Issue #23

Welcome to LLVM GPU News, a bi-weekly newsletter on all the GPU things under the LLVM umbrella. This issue covers the period from October 29 to November 11 2021.

We welcome your feedback and suggestions. Let us know if we missed anything interesting, or want us to bring attention to your (sub)project, revisions under review, or proposals. Please see the bottom of the page for details on how to submit suggestions and contribute.

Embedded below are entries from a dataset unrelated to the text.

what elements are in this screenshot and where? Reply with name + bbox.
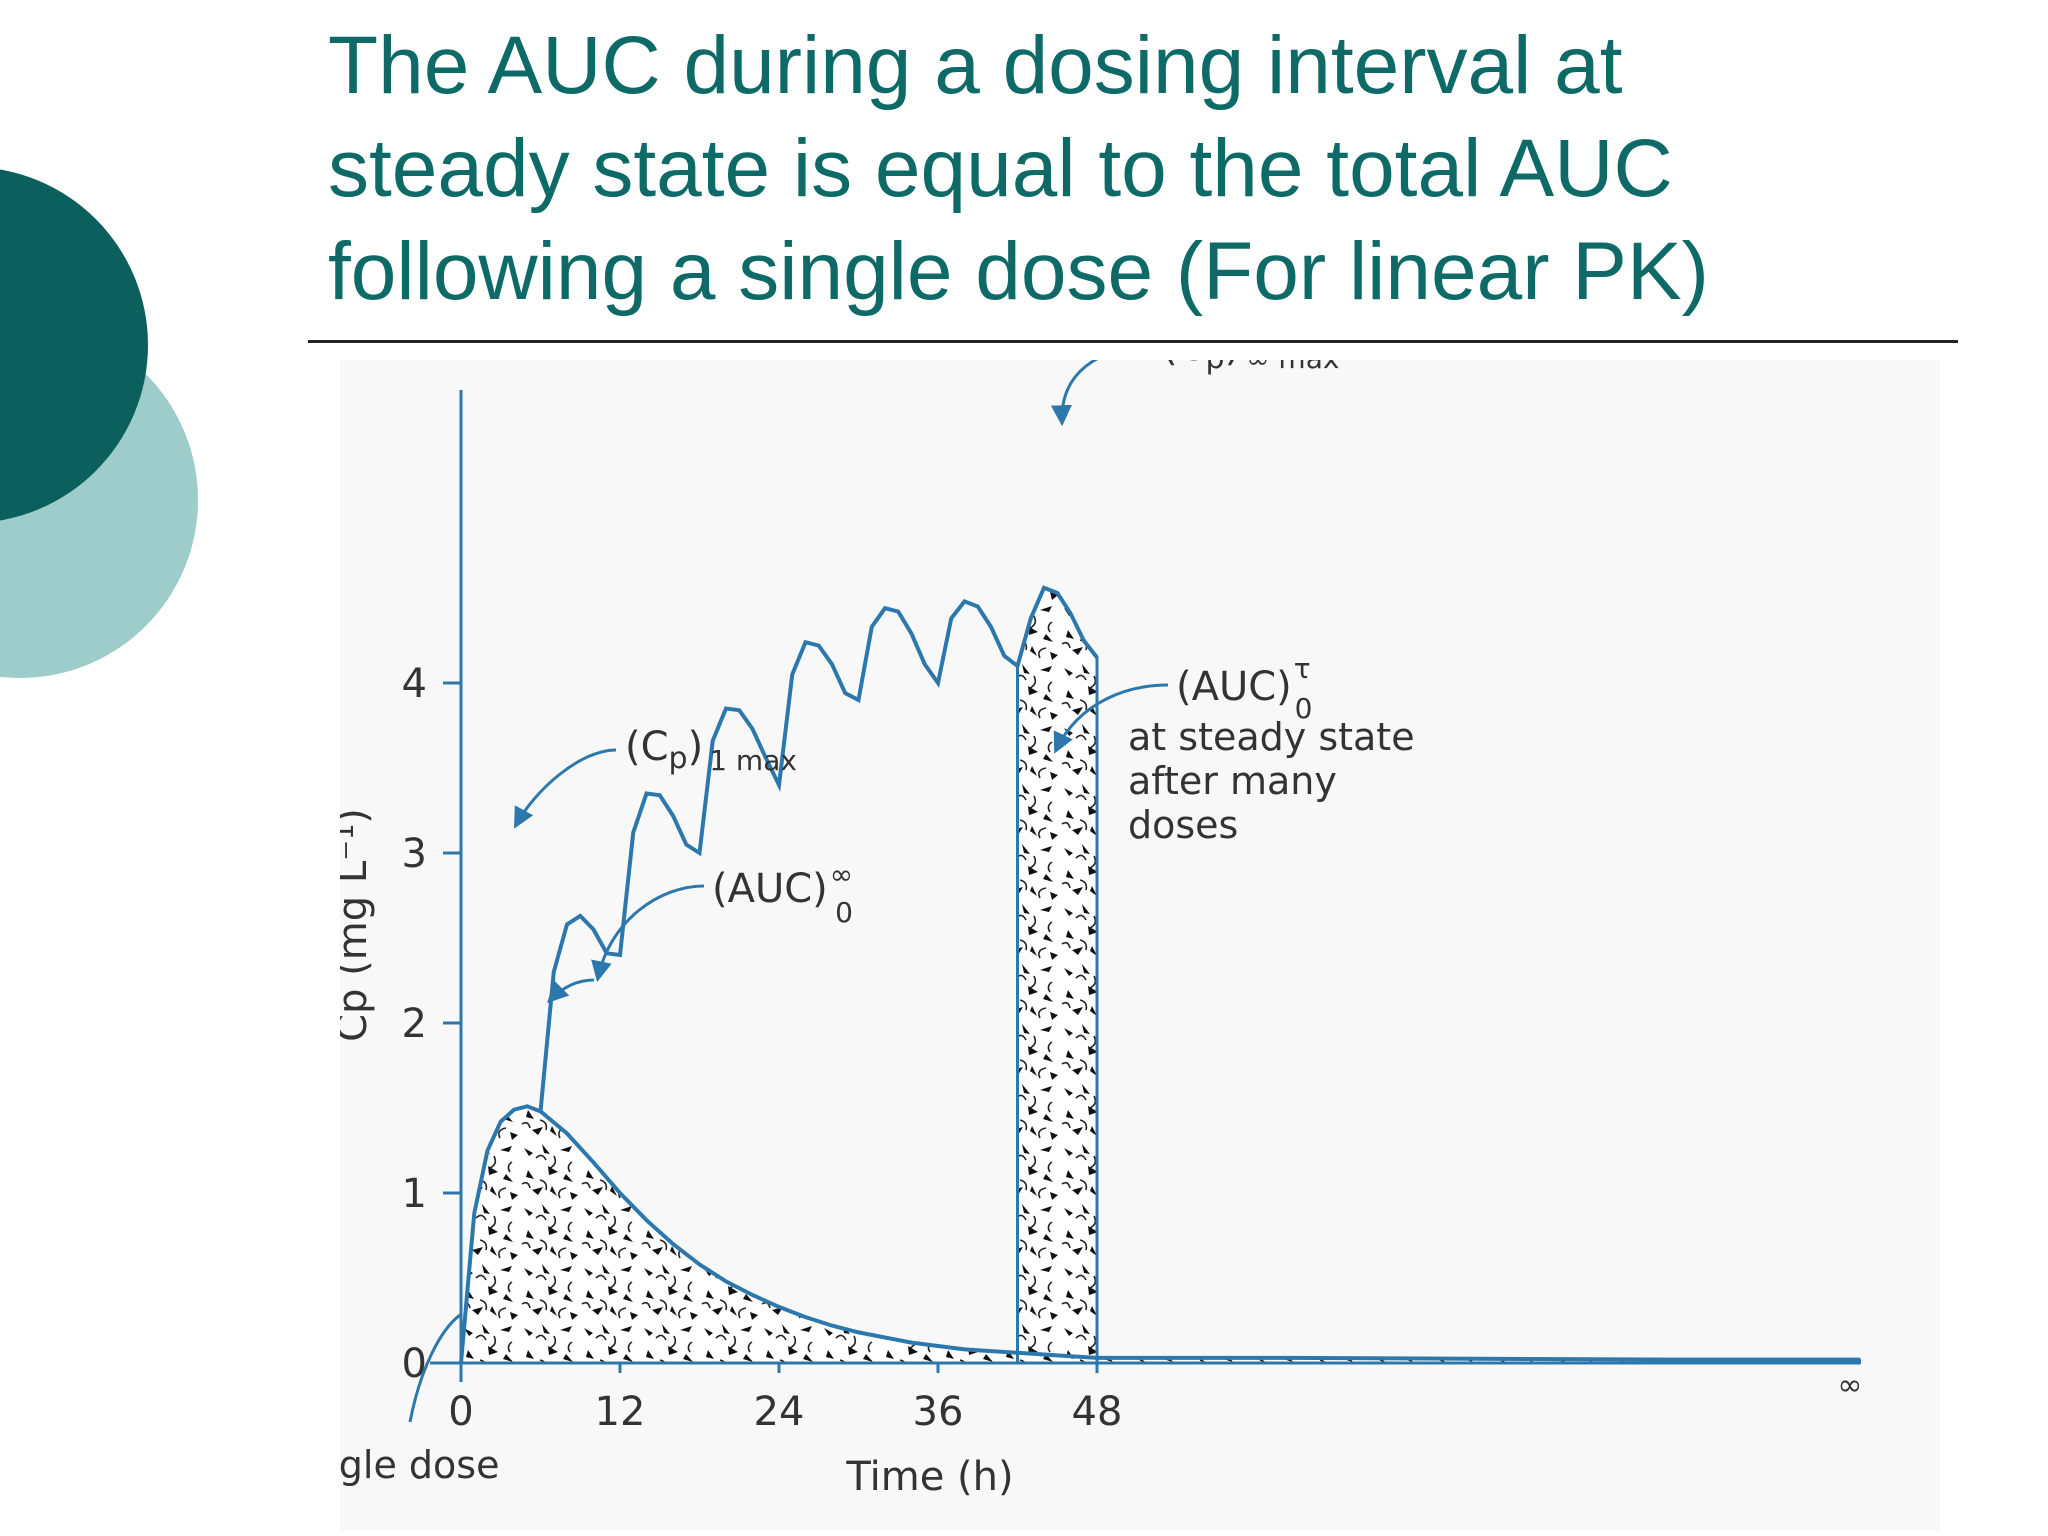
- shaded-areas: [459, 585, 1861, 1365]
- arrow-single-dose: [408, 1313, 461, 1423]
- multiple-dose-line: [538, 585, 1099, 1112]
- label-steady-state-line-1: at steady state: [1128, 715, 1415, 759]
- title-line-3: following a single dose (For linear PK): [328, 226, 1709, 317]
- auc-single-dose-area: [459, 1105, 1861, 1364]
- x-tick-label: 12: [595, 1389, 646, 1435]
- axes: [430, 390, 1860, 1382]
- series-lines: [459, 585, 1860, 1364]
- y-axis-label: Cp (mg L⁻¹): [340, 808, 376, 1042]
- label-steady-state-line-3: doses: [1128, 803, 1238, 847]
- decorative-circles: [0, 169, 198, 678]
- arrow-auc-inf: [591, 884, 705, 983]
- auc-steady-state-area: [1016, 585, 1099, 1365]
- x-tick-label: 0: [448, 1389, 473, 1435]
- arrow-cp-inf-max: [1050, 343, 1161, 427]
- y-tick-label: 2: [402, 1001, 427, 1047]
- slide-title: The AUC during a dosing interval at stea…: [328, 14, 1968, 323]
- chart-panel: 0 1 2 3 4 0 12 24 36 48 ∞ Time (h) Cp (mg L⁻¹) (Cp…: [280, 324, 1940, 1530]
- label-cp-inf-max: (Cp)∞ max: [1162, 360, 1339, 376]
- label-cp-1-max: (Cp) 1 max: [625, 724, 797, 777]
- y-tick-label: 3: [402, 831, 427, 877]
- x-axis-label: Time (h): [845, 1454, 1013, 1500]
- title-line-1: The AUC during a dosing interval at: [328, 20, 1623, 111]
- annotation-auc-inf: (AUC)∞ 0: [547, 858, 853, 1003]
- arrow-cp-1-max: [513, 748, 617, 829]
- arrow-auc-tau: [1053, 683, 1169, 754]
- x-tick-label: 36: [913, 1389, 964, 1435]
- annotation-auc-tau: (AUC)τ 0 at steady state after many doses: [1053, 652, 1415, 847]
- single-dose-line: [459, 1104, 1860, 1364]
- arrow-auc-inf-2: [547, 978, 595, 1003]
- x-tick-label: 48: [1072, 1389, 1123, 1435]
- y-tick-label: 0: [402, 1341, 427, 1387]
- label-auc-inf: (AUC)∞ 0: [712, 858, 853, 929]
- dark-circle: [0, 169, 148, 521]
- title-line-2: steady state is equal to the total AUC: [328, 123, 1673, 214]
- x-tick-label: 24: [754, 1389, 805, 1435]
- y-tick-label: 1: [402, 1171, 427, 1217]
- x-infinity-label: ∞: [1838, 1368, 1863, 1403]
- annotation-cp-1-max: (Cp) 1 max: [513, 724, 797, 829]
- label-steady-state-line-2: after many: [1128, 759, 1337, 803]
- annotation-cp-inf-max: (Cp)∞ max: [1050, 324, 1339, 427]
- title-divider: [308, 340, 1958, 343]
- label-single-dose: Single dose: [340, 1443, 499, 1487]
- label-auc-tau: (AUC)τ 0: [1176, 652, 1312, 725]
- y-tick-label: 4: [402, 661, 427, 707]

Industry News and Conferences

2021 LLVM Developers’ Meeting is on November 17-19. The agenda features a number of GPU-related sessions:
- LTO and JIT Support in LLVM OpenMP Target Offloading (Thursday)
- OpenCL support in clang status: OpenCL C 3.0, improvements and future directions (Thursday)
- Late Divergence Analysis (Thursday)
- SPIR-V support in LLVM and Clang (Friday)
- Optimizing OpenMP GPU Execution in LLVM (Friday)

LLVM and Clang

Discussions

Johannes Doerfert is gathering feedback on starting a ‘GPU working group’ which would focus on ‘development of GPU-specific optimizations, organization of driver and backend code, dealing with issues like convergent functions,’ etc. The thread received a number of positive replies with some ideas for additional topics of interest.

Commits

Two new architectures, spirv32 and spirv64, were ported from the LLVM SPIR-V backend Khronos repository. This initially reuses the target information and code generation from the existing SPIR support. D109144
The latest supported CUDA version was bumped to 11.5. D113249
Debug locations will not be added to code inside AMDGPU function prologue as it is entirely compiler-generated. D113100
The AMDGPU_Gfx calling convention now defines s[4:29] SGPR registers as callee-saved. D111637
CUDA landed support for assumptions predicates for pointer address spaces, e.g., __builtin_assume(__isGlobal(p)). These predicates are portable across Clang and NVCC. D112041
Special NVPTX registers were marked as reserved to avoid machine verifier errors. D113008

MLIR

Discussions

Commits

SPIR-V to LLVM conversion now supports shufflevector with static indices. D112161
arith.bitcast, std.br, and std.cond_br to SPIR-V conversions were added. D112819

OpenMP (Target Offloading)

Discussions

Commits

External Compilers

LLPC

Middle-end now supports the New Pass Manager but still default to the Legacy Pass Manager. LLPC#1459

oneAPI DPC++

CUDA/HIP support

Added initial support for the Tensorcore matrix extension.
CUDA and HIP plugins were renamed to align with the SYCL 2020 specification.
Fixed preprocessor-only compilation mode for the NVPTX target.

SYCL 2020 support

Implemented property traits.
Fixed interoperability kernel API returning invalid kernel bundle.
Improved performance of sycl::queue::submit() for commands without dependencies.

Non-standard extensions

Fixed a bug in SVM gather/scatter emulation on host for ESIMD extension.
Implemented no_offset compile-time accessor property.
Enhanced matrix extension specification with JIT support for AMX and DPAS ISA.
The SPV_INTEL_hw_thread_queries extension support was enabled by default.

Misc

Release notes for September were published.